INTRODUCTION: Protease-activated receptors (PARs) evolved to react to extracellular proteolytic activity. In mammals, three of the four PARs (PAR1, PAR3, and PAR4) that are expressed respond to the prototypical procoagulant enzyme thrombin, whereas PAR2 was assumed to resist activation by thrombin. To date, involvement of cell surface thrombin-recruiting co-receptors such as thrombomodulin (TM), which potentially facilitates PAR2 cleavage, has not been addressed. Thus, we examined whether TM-bound thrombin cleaved PAR2 and tested biological responses such as nuclear factor kappa B (NF-κB) DNA binding activity and cytokine release. MATERIALS AND METHODS: We examined 293T cells overexpressing PAR2 and TM for thrombin recruitment by TM promoting PAR2 cleavage. To test for the TM-thrombin interactions required for PAR2 cleavage and to map cleavage sites on PAR2, mutant constructs of TM or PAR2 were engineered. Biological effects because of PAR2 activation were investigated using an NF-κB reporter system and cytokine release. RESULTS AND CONCLUSIONS: We identified that, at low to moderate concentrations, thrombin cleaved PAR2 in a TM co-receptor-dependent manner with cleavage efficiency comparable to that of trypsin. In TM's presence, thrombin efficiently cleaved both, PAR1 and PAR2, albeit kinetics differed. Whereas the majority of surface expressed PAR1 was immediately cleaved off, prolonged exposure to thrombin resulted in few additional cleavage.

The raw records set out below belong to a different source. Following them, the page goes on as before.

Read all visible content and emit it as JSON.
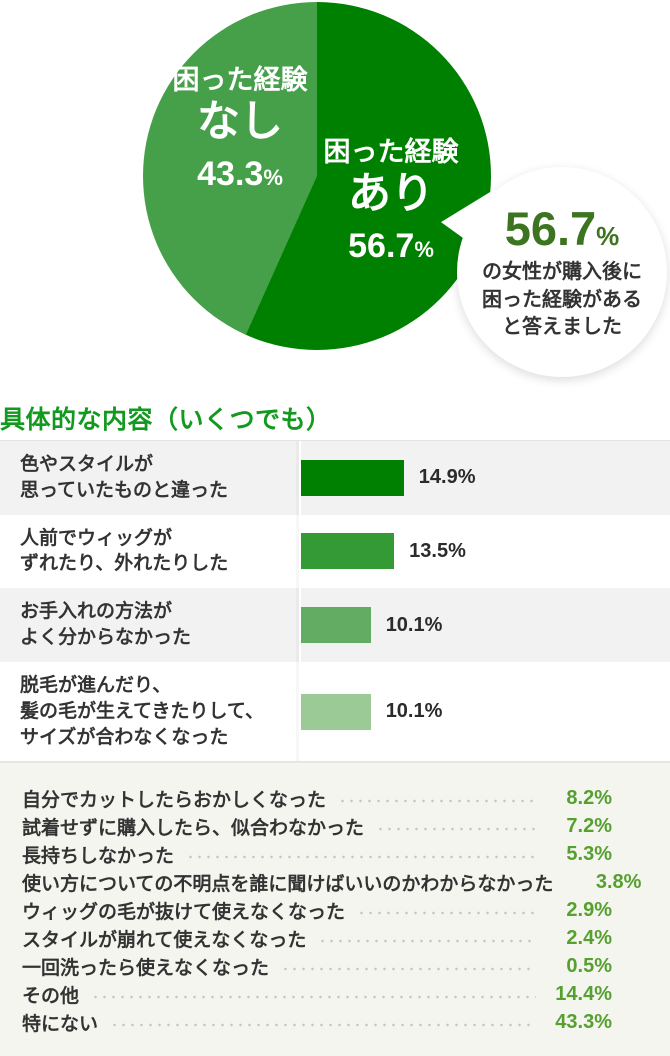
{
  "pie": {
    "segments": [
      {
        "name": "困った経験あり",
        "label_top": "困った経験",
        "label_main": "あり",
        "value": "56.7",
        "unit": "%",
        "pct": 56.7,
        "color": "#008000"
      },
      {
        "name": "困った経験なし",
        "label_top": "困った経験",
        "label_main": "なし",
        "value": "43.3",
        "unit": "%",
        "pct": 43.3,
        "color": "#45a049"
      }
    ]
  },
  "callout": {
    "value": "56.7",
    "unit": "%",
    "line1": "の女性が購入後に",
    "line2": "困った経験がある",
    "line3": "と答えました"
  },
  "section": {
    "title": "具体的な内容（いくつでも）"
  },
  "bar_chart": {
    "rows": [
      {
        "label": "色やスタイルが\n思っていたものと違った",
        "value_label": "14.9%",
        "pct": 14.9,
        "color": "#008000"
      },
      {
        "label": "人前でウィッグが\nずれたり、外れたりした",
        "value_label": "13.5%",
        "pct": 13.5,
        "color": "#339a35"
      },
      {
        "label": "お手入れの方法が\nよく分からなかった",
        "value_label": "10.1%",
        "pct": 10.1,
        "color": "#63ac63"
      },
      {
        "label": "脱毛が進んだり、\n髪の毛が生えてきたりして、\nサイズが合わなくなった",
        "value_label": "10.1%",
        "pct": 10.1,
        "color": "#9cca96"
      }
    ]
  },
  "list": {
    "items": [
      {
        "label": "自分でカットしたらおかしくなった",
        "value": "8.2%"
      },
      {
        "label": "試着せずに購入したら、似合わなかった",
        "value": "7.2%"
      },
      {
        "label": "長持ちしなかった",
        "value": "5.3%"
      },
      {
        "label": "使い方についての不明点を誰に聞けばいいのかわからなかった",
        "value": "3.8%"
      },
      {
        "label": "ウィッグの毛が抜けて使えなくなった",
        "value": "2.9%"
      },
      {
        "label": "スタイルが崩れて使えなくなった",
        "value": "2.4%"
      },
      {
        "label": "一回洗ったら使えなくなった",
        "value": "0.5%"
      },
      {
        "label": "その他",
        "value": "14.4%"
      },
      {
        "label": "特にない",
        "value": "43.3%"
      }
    ]
  },
  "chart_data": [
    {
      "type": "pie",
      "title": "",
      "labels": [
        "困った経験あり",
        "困った経験なし"
      ],
      "values": [
        56.7,
        43.3
      ],
      "colors": [
        "#008000",
        "#45a049"
      ],
      "start_angle": "12時位置から時計回り",
      "annotation": "56.7%の女性が購入後に困った経験があると答えました",
      "legend_position": "inside"
    },
    {
      "type": "bar",
      "orientation": "horizontal",
      "title": "具体的な内容（いくつでも）",
      "categories": [
        "色やスタイルが思っていたものと違った",
        "人前でウィッグがずれたり、外れたりした",
        "お手入れの方法がよく分からなかった",
        "脱毛が進んだり、髪の毛が生えてきたりして、サイズが合わなくなった"
      ],
      "values": [
        14.9,
        13.5,
        10.1,
        10.1
      ],
      "data_labels": [
        "14.9%",
        "13.5%",
        "10.1%",
        "10.1%"
      ],
      "colors": [
        "#008000",
        "#339a35",
        "#63ac63",
        "#9cca96"
      ],
      "xlabel": "",
      "ylabel": "",
      "grid": false
    },
    {
      "type": "table",
      "title": "",
      "categories": [
        "自分でカットしたらおかしくなった",
        "試着せずに購入したら、似合わなかった",
        "長持ちしなかった",
        "使い方についての不明点を誰に聞けばいいのかわからなかった",
        "ウィッグの毛が抜けて使えなくなった",
        "スタイルが崩れて使えなくなった",
        "一回洗ったら使えなくなった",
        "その他",
        "特にない"
      ],
      "values": [
        8.2,
        7.2,
        5.3,
        3.8,
        2.9,
        2.4,
        0.5,
        14.4,
        43.3
      ]
    }
  ],
  "colors": {
    "pie_dark_green": "#008000",
    "pie_light_green": "#45a049",
    "title_green": "#13991f",
    "callout_value_green": "#3d7420",
    "list_value_green": "#55a02e",
    "row_alt_gray": "#f2f2f2",
    "bottom_bg": "#f5f5f0",
    "text_dark": "#333333"
  }
}
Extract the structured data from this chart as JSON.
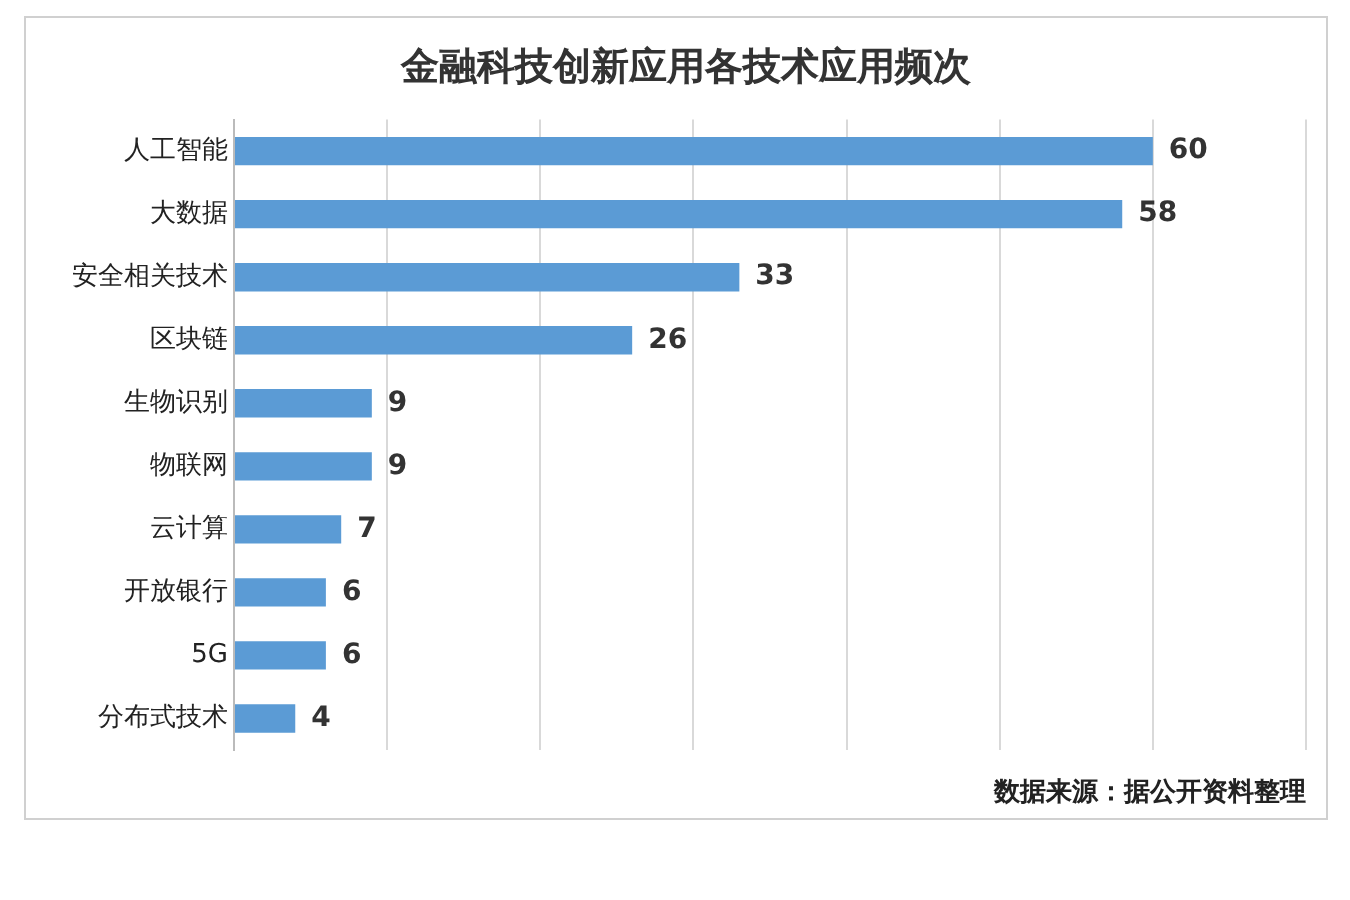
{
  "chart_data": {
    "type": "bar",
    "orientation": "horizontal",
    "title": "金融科技创新应用各技术应用频次",
    "categories": [
      "人工智能",
      "大数据",
      "安全相关技术",
      "区块链",
      "生物识别",
      "物联网",
      "云计算",
      "开放银行",
      "5G",
      "分布式技术"
    ],
    "values": [
      60,
      58,
      33,
      26,
      9,
      9,
      7,
      6,
      6,
      4
    ],
    "color": "#5b9bd5",
    "xlim": [
      0,
      70
    ],
    "xticks": [
      {
        "value": 0,
        "label": null
      },
      {
        "value": 10,
        "label": null
      },
      {
        "value": 20,
        "label": null
      },
      {
        "value": 30,
        "label": null
      },
      {
        "value": 40,
        "label": null
      },
      {
        "value": 50,
        "label": null
      },
      {
        "value": 60,
        "label": null
      },
      {
        "value": 70,
        "label": null
      }
    ],
    "grid": "x",
    "tick_labels": "y",
    "data_labels": true,
    "legend": false,
    "annotations": [
      "数据来源：据公开资料整理"
    ]
  }
}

In contrast, PAR2 cleavage was sustained upon prolonged exposure to thrombin. However, TM EGF-like domain 5 was required and TMchondroitin sulfate (CS) proteoglycan sites serine 490 and serine 492 assisted in PAR2 cleavage, while thrombin preferentially cleaved at arginine 36 on PAR2's N-terminus. Note that thrombin-induced activation of NF-κB via PAR2 resulted in release of interleukin-8. Thus, we provide a novel concept of how thrombin efficiently cleaves PAR2 in a TM-dependent manner, resulting in pro-inflammatory interleukin-8 release. This unexpected pro-inflammatory role of TM, promoting cleavage and activation of PAR2 by thrombin, may lead to novel therapeutic options for treating inflammatory and malignant diseases.